In the April issue of the Bulletin, we described our complaint about the B.C. Government’s odd excuse for failing to post two embarrassing reports online: they claimed that they were simply complying with the Freedom of Information and Protection of Privacy Act (FIPPA).
In response to our complaint, the Office of the B.C. Information and Privacy Commissioner (OIPC) has now confirmed and clarified that FIPPA would not be an impediment – the choice of whether to post rests with government ministers.
The reports in question deal with the mysterious Ministry of Health data breach firings (the McNeil report) and with excessive executive payments at Kwantlen University (the Mingay Report). Both reflect unfavourably on the government and senior officials.
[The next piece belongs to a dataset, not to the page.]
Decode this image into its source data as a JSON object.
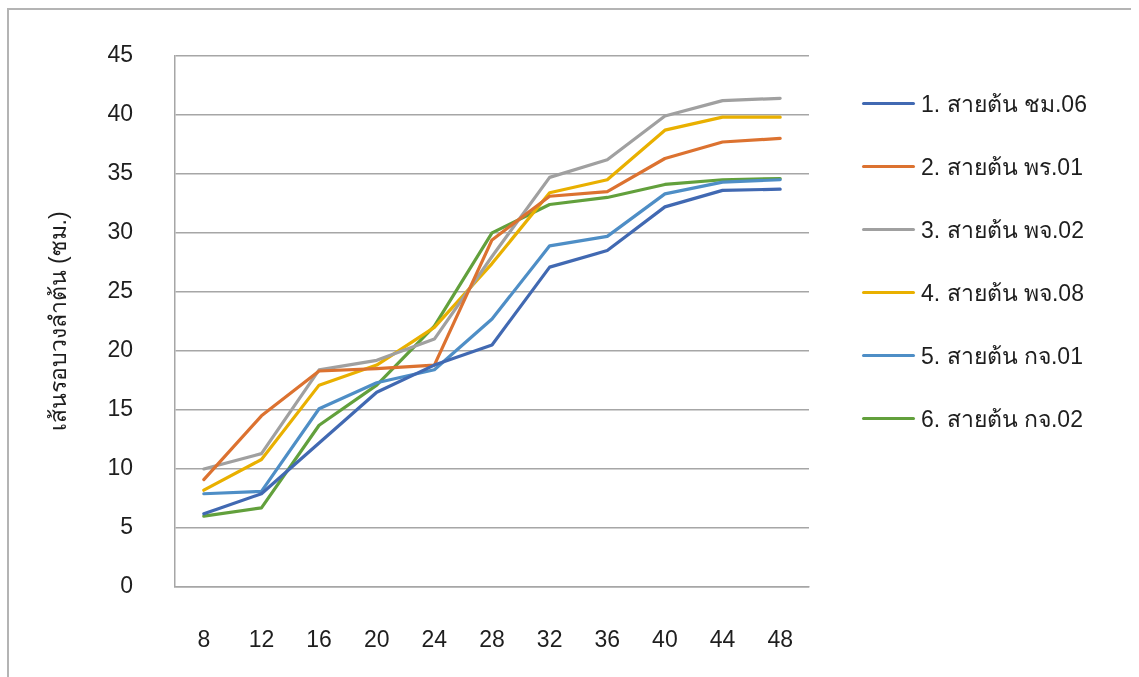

In order to avoid posting the reports, the government had claimed that FIPPA’s section 33.2 prevented them from posting the reports—which contained personal information, and might run counter to the “reputational interests” of public servants or public figures—online, where they would be “accessible” outside Canada.
But now, the OIPC has made it clear: minsters have the power to order such reports to be published on the web, notwithstanding the domestic data storage provisions of the Act. The intention of section 33.2 is not to keep government from being held accountable.
In a news release, FIPA Executive Director Vincent Gogolek stated, “We’re pleased that the Commissioner has undercut the government’s attempt to stretch the Act’s provisions to suit their own PR purposes. If the government doesn’t post these and similar reports, it is because they don’t want them to circulate, not because of any legal prohibition.”
The OIPC has recommended that the Special Legislative Committee currently reviewing FIPPA be made aware of the problematic wording that allowed the B.C. Government to make this claim in the first place. We at FIPA couldn’t agree more and we will definitely being bringing this to the Committee’s attention when we appear this fall.